Update or replace an existing model with a new model.

Offline training

‘The system is trained during the development process before the system is put into production. This is similar in nature to standard software development, where the system is built and tested fully before it is put into production.’ ISO/IEC 22989:2023.

Online training

‘Online learning / continuous learning – involve the incremental update of the model in the system as it operates during production. The data input to the system during operation is not only analysed to produce an output from the system, but also simultaneously used to adjust the model in the system, with the aim of improving the model on the basis of the production data. Depending on the design of the continuous learning AI system, there can be human actions required in the process, for example data labelling, validating the application of a specific incremental update or monitoring the AI system performance.’ ISO/IEC 22989:2023.

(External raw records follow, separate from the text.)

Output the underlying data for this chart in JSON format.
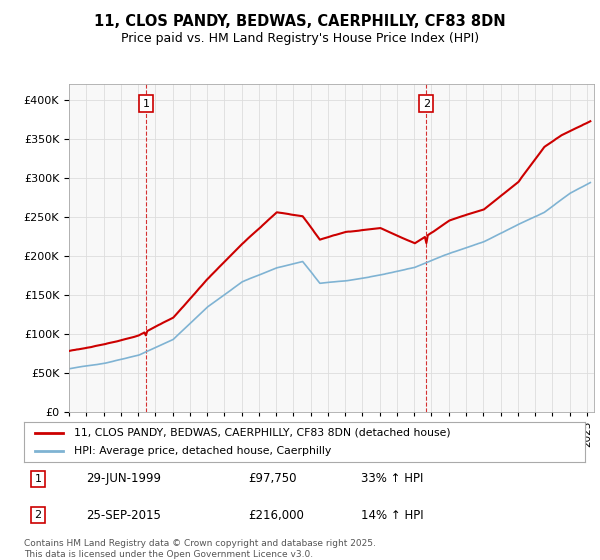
{
  "title_line1": "11, CLOS PANDY, BEDWAS, CAERPHILLY, CF83 8DN",
  "title_line2": "Price paid vs. HM Land Registry's House Price Index (HPI)",
  "legend_line1": "11, CLOS PANDY, BEDWAS, CAERPHILLY, CF83 8DN (detached house)",
  "legend_line2": "HPI: Average price, detached house, Caerphilly",
  "red_color": "#cc0000",
  "blue_color": "#7fb3d3",
  "marker1_year": 1999,
  "marker1_month": 6,
  "marker1_price": 97750,
  "marker2_year": 2015,
  "marker2_month": 9,
  "marker2_price": 216000,
  "ylim_max": 420000,
  "footer_line1": "Contains HM Land Registry data © Crown copyright and database right 2025.",
  "footer_line2": "This data is licensed under the Open Government Licence v3.0.",
  "background_color": "#f8f8f8",
  "grid_color": "#dddddd",
  "ann_row1_date": "29-JUN-1999",
  "ann_row1_price": "£97,750",
  "ann_row1_hpi": "33% ↑ HPI",
  "ann_row2_date": "25-SEP-2015",
  "ann_row2_price": "£216,000",
  "ann_row2_hpi": "14% ↑ HPI"
}
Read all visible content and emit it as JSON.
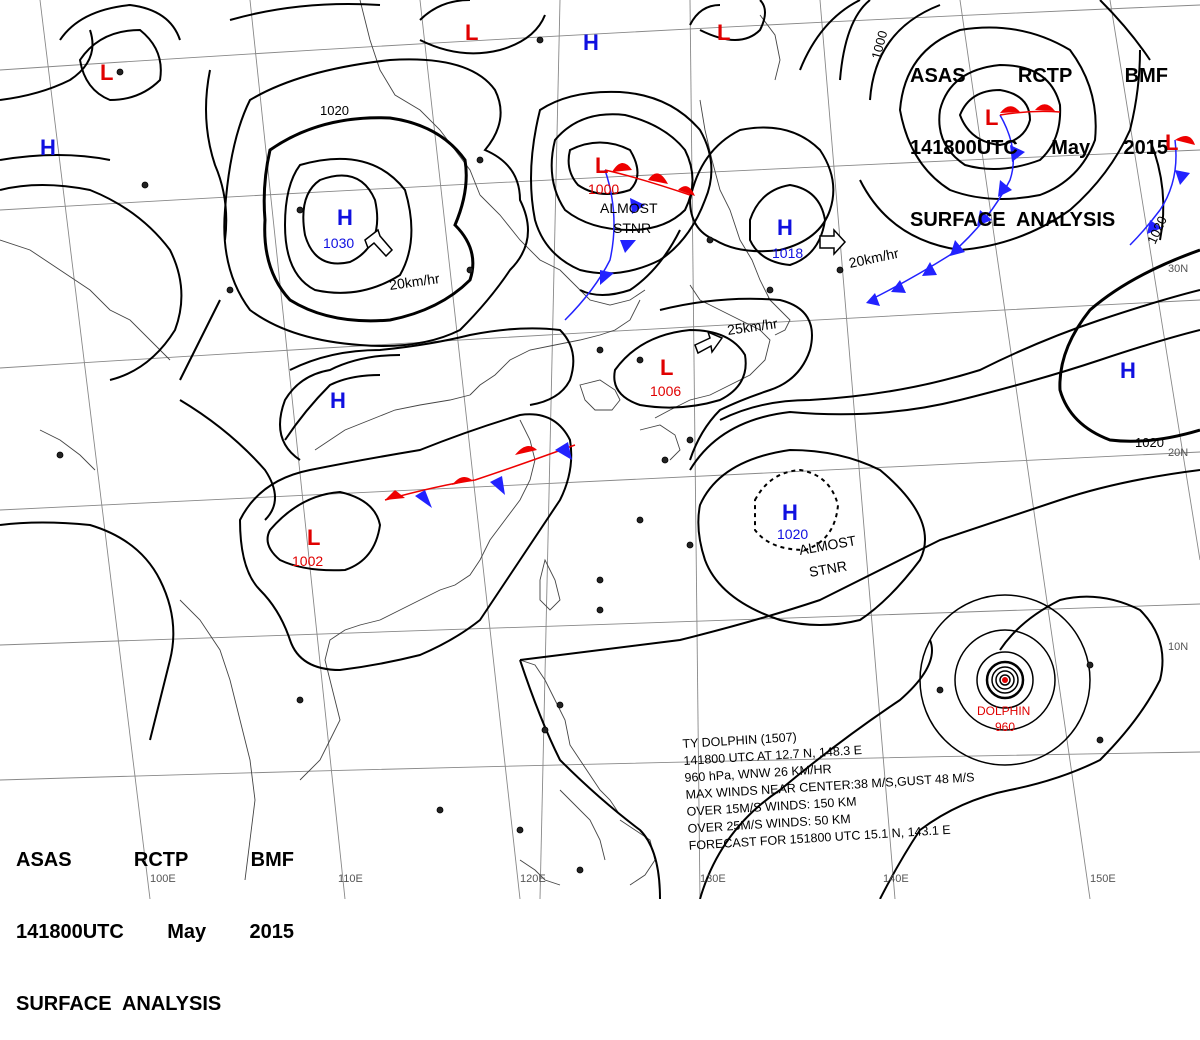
{
  "header": {
    "line1": [
      "ASAS",
      "RCTP",
      "BMF"
    ],
    "line2": [
      "141800UTC",
      "May",
      "2015"
    ],
    "line3": "SURFACE  ANALYSIS"
  },
  "colors": {
    "high": "#1010e0",
    "low": "#e00000",
    "isobar": "#000000",
    "grid": "#888888",
    "coast": "#444444"
  },
  "lat_labels": [
    "30N",
    "20N",
    "10N"
  ],
  "lon_labels": [
    "100E",
    "110E",
    "120E",
    "130E",
    "140E",
    "150E"
  ],
  "isobar_labels": [
    "1020",
    "1000",
    "1020",
    "1020"
  ],
  "pressure_centers": [
    {
      "type": "H",
      "value": "1030"
    },
    {
      "type": "H",
      "value": "1018"
    },
    {
      "type": "H",
      "value": "1020"
    },
    {
      "type": "H",
      "value": ""
    },
    {
      "type": "H",
      "value": ""
    },
    {
      "type": "H",
      "value": ""
    },
    {
      "type": "H",
      "value": ""
    },
    {
      "type": "L",
      "value": "1000"
    },
    {
      "type": "L",
      "value": "1006"
    },
    {
      "type": "L",
      "value": "1002"
    },
    {
      "type": "L",
      "value": ""
    },
    {
      "type": "L",
      "value": ""
    },
    {
      "type": "L",
      "value": ""
    },
    {
      "type": "L",
      "value": ""
    },
    {
      "type": "L",
      "value": ""
    }
  ],
  "motion_labels": [
    "20km/hr",
    "20km/hr",
    "25km/hr"
  ],
  "annotations": [
    "ALMOST",
    "STNR",
    "ALMOST",
    "STNR"
  ],
  "typhoon": {
    "name": "DOLPHIN",
    "pressure": "960",
    "info": [
      "TY  DOLPHIN  (1507)",
      "141800 UTC  AT 12.7 N, 148.3 E",
      "960 hPa, WNW  26 KM/HR",
      "MAX WINDS NEAR CENTER:38 M/S,GUST 48 M/S",
      "OVER 15M/S WINDS: 150 KM",
      "OVER 25M/S WINDS: 50 KM",
      "FORECAST FOR 151800 UTC 15.1 N, 143.1 E"
    ]
  }
}
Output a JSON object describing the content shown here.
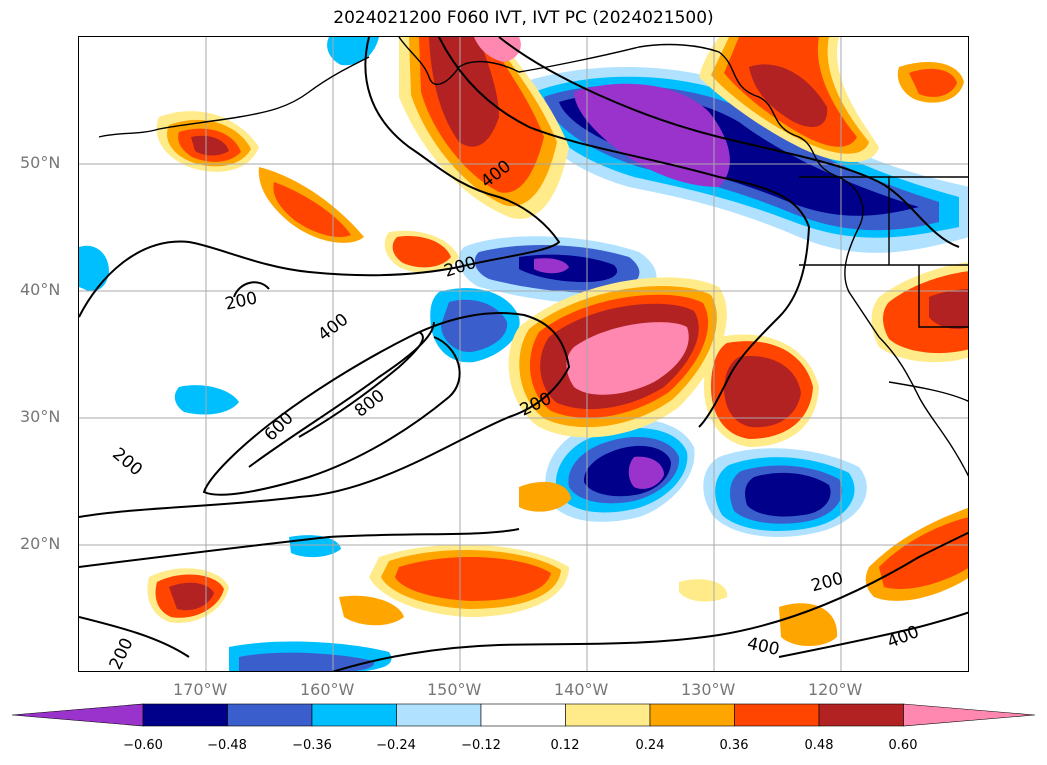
{
  "title": "2024021200 F060 IVT, IVT PC (2024021500)",
  "lat_labels": [
    "50°N",
    "40°N",
    "30°N",
    "20°N"
  ],
  "lon_labels": [
    "170°W",
    "160°W",
    "150°W",
    "140°W",
    "130°W",
    "120°W"
  ],
  "contour_labels": [
    "400",
    "200",
    "200",
    "400",
    "600",
    "800",
    "200",
    "200",
    "200",
    "200",
    "400",
    "400"
  ],
  "colorbar": {
    "ticks": [
      "−0.60",
      "−0.48",
      "−0.36",
      "−0.24",
      "−0.12",
      "0.12",
      "0.24",
      "0.36",
      "0.48",
      "0.60"
    ],
    "colors": [
      "#9933cc",
      "#00008b",
      "#3a5fcd",
      "#00bfff",
      "#b0e2ff",
      "#ffffff",
      "#ffeb8a",
      "#ffa500",
      "#ff4500",
      "#b22222",
      "#ff88b0"
    ]
  }
}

Platform as a Service (PaaS)

‘The capability provided to the consumer is to deploy onto the cloud infrastructure consumer-created or acquired applications created using programming languages, libraries, services, and tools supported by the provider. The consumer does not manage or control the underlying cloud infrastructure including network, servers, operating systems, or storage, but has control over the deployed applications and possibly configuration settings for the application-hosting environment.’ NIST definition.

Poisoning

‘Adversarial attacks in which an adversary interferes with a model during its training stage, such as by inserting malicious training data (data poisoning) or modifying the training process itself (model poisoning).’ NIST - Adversarial Machine Learning: A Taxonomy and Terminology of Attacks and Mitigations.

Prompt engineering

‘Prompt engineering is the discipline of providing inputs, in the form of text or images, to generative AI models to specify and confine the set of responses the model can produce. The inputs prompt a set that produces a desired outcome without updating the actual weights of the model (as done with fine-tuning).’ Gartner.

Pre-trained model

‘a component of the training stage in which a model learns general patterns, features, and relationships from vast amounts of unlabeled data, such as through self-supervised learning. Pre-training can equip models with knowledge of general features or patterns which may be useful in downstream tasks, and can be followed with additional training or fine-tuning that specializes the model for a specific downstream task.’ Source pre‐training - Glossary | NIST CSRC.